Sampson emphasizes that two of the four NAE positions were occupied by

African-Americans (in contrast to no African-Americans among the SAE and

MAE positions) and that those two positions, after the realignment, had the second

and third lowest average three-year sales revenue. But it is undisputed that NAEs

are the lowest tier of sales representatives, and that they have more accounts, lower

sales quotas, and lower base salaries than other representatives. Moreover, a then-

unfilled NAE position had the lowest average three-year revenue, and, even before

the realignment, the fourth position had already been a zip-code-based position

involving “all accounts in northern Arizona.” Considering these points in light of

the record as a whole, no reasonable jury could conclude that the realignment of

accounts involving the NAE positions was motivated by race. See Wood v. City of

San Diego, 678 F.3d 1075, 1081 (9th Cir. 2012) (“A disparate-treatment plaintiff

must establish that the defendant had a discriminatory intent or motive for taking a

job-related action.” (citation omitted)).
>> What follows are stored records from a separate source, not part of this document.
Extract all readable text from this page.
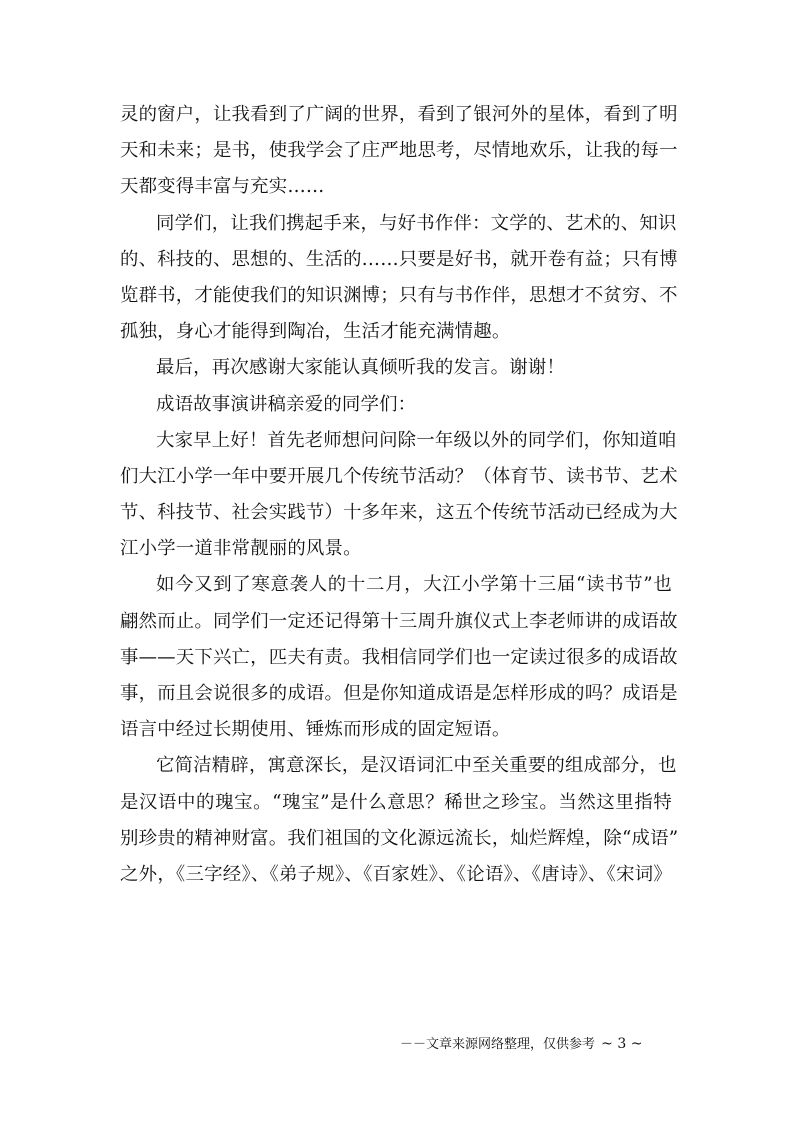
灵的窗户，让我看到了广阔的世界，看到了银河外的星体，看到了明
天和未来；是书，使我学会了庄严地思考，尽情地欢乐，让我的每一
天都变得丰富与充实……
同学们，让我们携起手来，与好书作伴：文学的、艺术的、知识
的、科技的、思想的、生活的……只要是好书，就开卷有益；只有博
览群书，才能使我们的知识渊博；只有与书作伴，思想才不贫穷、不
孤独，身心才能得到陶冶，生活才能充满情趣。
最后，再次感谢大家能认真倾听我的发言。谢谢！
成语故事演讲稿亲爱的同学们：
大家早上好！首先老师想问问除一年级以外的同学们，你知道咱
们大江小学一年中要开展几个传统节活动？（体育节、读书节、艺术
节、科技节、社会实践节）十多年来，这五个传统节活动已经成为大
江小学一道非常靓丽的风景。
如今又到了寒意袭人的十二月，大江小学第十三届“读书节”也
翩然而止。同学们一定还记得第十三周升旗仪式上李老师讲的成语故
事——天下兴亡，匹夫有责。我相信同学们也一定读过很多的成语故
事，而且会说很多的成语。但是你知道成语是怎样形成的吗？成语是
语言中经过长期使用、锤炼而形成的固定短语。
它简洁精辟，寓意深长，是汉语词汇中至关重要的组成部分，也
是汉语中的瑰宝。“瑰宝”是什么意思？稀世之珍宝。当然这里指特
别珍贵的精神财富。我们祖国的文化源远流长，灿烂辉煌，除“成语”
之外，《三字经》、《弟子规》、《百家姓》、《论语》、《唐诗》、《宋词》
－－文章来源网络整理，仅供参考 ~ 3 ~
4 Sampson nonetheless also argues that, after the realignment, Robert

Bloecker, who was employed by Defendant in Las Vegas from 2017 to 2019, was

able to keep a mix of both vertical and zip-code-based accounts, while Sampson

assertedly did not. Sampson claims in his opening brief that Bloecker “was never

a[n] SAE,” and in his reply brief, Sampson goes further and says that he presented

enough evidence to show that “Bloecker was an NAE.” However, the declaration

of Bloecker on which Sampson relies does not claim that Bloecker was actually an

“NAE.” The declaration instead states that Bloecker believed that his title was

“Production Print Specialist” and that he “was never promoted to a position as a

“Senior Account Executive’ or a “Major Account Executive.’” Bloecker’s

declaration explained that, before the realignment, his “job was primarily to sell

production print equipment (larger format / higher volume machines) to print

companies and internal print departments (a college print shop for example) and to

UPS Stores” and that he retained such vertical accounts after the realignment.